Godliness with contentment is great gain - 1 Timothy 6:6

godliness with contentment is great gain. Paul contrasts 'those who want to become wealthy' (6:9) with 'those who are satisfied or content' (6:6). The former is motivated by greed; and, the latter by godliness. Already, in 4:7-8 (see note), Paul instructed Timothy to reject the content of the false teachers and their call to asceticism, then to replace that sort of physical training with training in godliness. For Paul, godliness is cultivated through 'good works' (see note 2:10) of service to God and neighbor that benefit others in the community, not just one's self.

The love of money - 1 Timothy 6:10

the love of money is the root of all kinds of evil. With two sharply contrasting proverbs or wisdom sayings, Paul illustrates the results of lives motivated by a desire to become rich and those who are motivated by a desire to become godly (see note 6:6). As Jesus taught, the two desires cannot co-exist. No one can serve both God and money (Matt 6:24). The result of loving money is 'wandering from the faith' and 'much grief,' because it produces 'all kinds of evil.' Whether possessing great wealth or not, the path to life is to "be rich in good deeds" (6:18), which benefits everyone.

Timothy's Responsibility - 1 Timothy 6:11-19

Paul Charges Timothy to be an exemplary disciple of Jesus, pursuing life. Throughout his letter to Timothy, Paul has offered three vital elements of a remedy to false teachers, who have arisen from within the church. First, they must be confronted and commanded to stop (see note 1:3). Second, 'healthy teaching' about Jesus Christ must replace their 'false teaching.' And, third, 'good works' offered in corporate worship before God and in social witness before neighbors will contrast the contentious, greedy lives of false teachers who are aimed at their own gain. As Paul's chosen delegate, Timothy has been charged to lead and exemplify this remedy, but his 'good confession' points to that of Jesus Christ (6:12-6:13).

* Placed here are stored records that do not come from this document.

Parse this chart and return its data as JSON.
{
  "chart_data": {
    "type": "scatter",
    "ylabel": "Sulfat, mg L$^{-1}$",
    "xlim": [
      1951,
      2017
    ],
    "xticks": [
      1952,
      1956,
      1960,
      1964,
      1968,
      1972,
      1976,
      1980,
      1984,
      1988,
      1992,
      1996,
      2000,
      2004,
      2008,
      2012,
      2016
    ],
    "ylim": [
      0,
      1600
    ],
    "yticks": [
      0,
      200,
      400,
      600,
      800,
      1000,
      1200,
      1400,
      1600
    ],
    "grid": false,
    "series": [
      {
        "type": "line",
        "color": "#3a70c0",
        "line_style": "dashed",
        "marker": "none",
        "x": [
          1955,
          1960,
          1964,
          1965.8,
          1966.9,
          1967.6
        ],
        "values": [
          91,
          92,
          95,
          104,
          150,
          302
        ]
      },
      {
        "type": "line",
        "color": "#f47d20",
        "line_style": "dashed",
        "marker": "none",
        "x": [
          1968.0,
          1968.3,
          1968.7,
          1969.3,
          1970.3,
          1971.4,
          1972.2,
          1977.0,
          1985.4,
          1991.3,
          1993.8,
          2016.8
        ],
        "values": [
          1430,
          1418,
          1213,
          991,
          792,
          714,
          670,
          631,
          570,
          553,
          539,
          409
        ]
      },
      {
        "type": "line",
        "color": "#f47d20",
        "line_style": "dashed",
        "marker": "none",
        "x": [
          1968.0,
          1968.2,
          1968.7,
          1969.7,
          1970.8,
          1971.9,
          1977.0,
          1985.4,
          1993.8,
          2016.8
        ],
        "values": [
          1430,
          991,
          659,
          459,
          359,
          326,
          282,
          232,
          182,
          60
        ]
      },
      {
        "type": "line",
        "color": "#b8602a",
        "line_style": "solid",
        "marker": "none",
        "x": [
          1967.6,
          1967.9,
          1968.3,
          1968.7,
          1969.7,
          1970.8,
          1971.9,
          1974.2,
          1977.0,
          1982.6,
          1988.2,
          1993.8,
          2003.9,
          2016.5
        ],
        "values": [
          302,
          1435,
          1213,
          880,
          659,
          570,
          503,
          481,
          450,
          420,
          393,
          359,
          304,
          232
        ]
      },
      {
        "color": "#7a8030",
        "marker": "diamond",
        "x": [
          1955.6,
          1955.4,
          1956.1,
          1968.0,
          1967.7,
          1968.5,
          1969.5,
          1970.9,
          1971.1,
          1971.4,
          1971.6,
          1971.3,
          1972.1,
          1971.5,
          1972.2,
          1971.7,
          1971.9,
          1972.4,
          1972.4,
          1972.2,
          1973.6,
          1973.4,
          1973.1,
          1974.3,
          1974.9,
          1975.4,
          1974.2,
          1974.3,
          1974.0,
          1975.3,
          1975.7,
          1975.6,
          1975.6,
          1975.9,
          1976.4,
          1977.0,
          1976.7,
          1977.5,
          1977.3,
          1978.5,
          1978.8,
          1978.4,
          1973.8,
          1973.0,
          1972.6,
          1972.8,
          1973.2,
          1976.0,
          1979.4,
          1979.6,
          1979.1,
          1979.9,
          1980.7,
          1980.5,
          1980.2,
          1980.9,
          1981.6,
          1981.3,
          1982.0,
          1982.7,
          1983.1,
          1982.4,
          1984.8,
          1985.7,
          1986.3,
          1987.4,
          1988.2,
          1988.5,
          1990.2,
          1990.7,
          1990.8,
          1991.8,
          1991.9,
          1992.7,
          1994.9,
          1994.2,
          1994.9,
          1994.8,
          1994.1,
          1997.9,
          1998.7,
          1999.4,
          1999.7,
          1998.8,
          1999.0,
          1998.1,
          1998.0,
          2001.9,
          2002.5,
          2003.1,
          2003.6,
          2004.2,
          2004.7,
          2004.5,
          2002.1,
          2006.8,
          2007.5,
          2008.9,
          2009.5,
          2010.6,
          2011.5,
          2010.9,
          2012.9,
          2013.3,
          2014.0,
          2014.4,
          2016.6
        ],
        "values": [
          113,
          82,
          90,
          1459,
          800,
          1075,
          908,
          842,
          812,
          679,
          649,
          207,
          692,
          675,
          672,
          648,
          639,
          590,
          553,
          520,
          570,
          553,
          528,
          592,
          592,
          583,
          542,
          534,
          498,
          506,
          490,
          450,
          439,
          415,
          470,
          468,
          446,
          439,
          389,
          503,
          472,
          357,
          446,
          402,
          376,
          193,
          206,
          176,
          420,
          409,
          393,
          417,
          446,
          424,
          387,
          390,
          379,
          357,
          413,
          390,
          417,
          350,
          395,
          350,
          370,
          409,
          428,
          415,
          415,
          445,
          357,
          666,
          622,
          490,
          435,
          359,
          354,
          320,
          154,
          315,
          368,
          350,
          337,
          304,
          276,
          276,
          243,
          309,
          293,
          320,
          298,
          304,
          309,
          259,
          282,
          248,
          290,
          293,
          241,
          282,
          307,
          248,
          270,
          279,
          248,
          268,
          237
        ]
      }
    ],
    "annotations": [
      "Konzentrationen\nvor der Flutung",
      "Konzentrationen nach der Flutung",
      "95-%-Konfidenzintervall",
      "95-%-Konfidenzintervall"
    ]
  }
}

Fight the good fight of the faith - 1 Timothy 6:12

fight the good fight of faith. In his farewell letter to Timothy (see note 2 Tim 2:3; 4:7), Paul will again take up the image of battle under Christ's command. Generally, Paul used the metaphor to describe the character of the Christian life in the overlap of the ages (cf. 1 Cor 9:24-27; Eph 6:10-18). It includes this, more particular, skirmish against false teaching. The battle begins with God's call and endures to 'eternal life.' To survive, however, the soldier must 'seize' or 'hold on tightly' to God, 'who gives life to everything' (6:13). This perseverance under fire is like Christ's own 'good confession' before Pontus Pilate, which resulted in resurrection, though through suffering and death.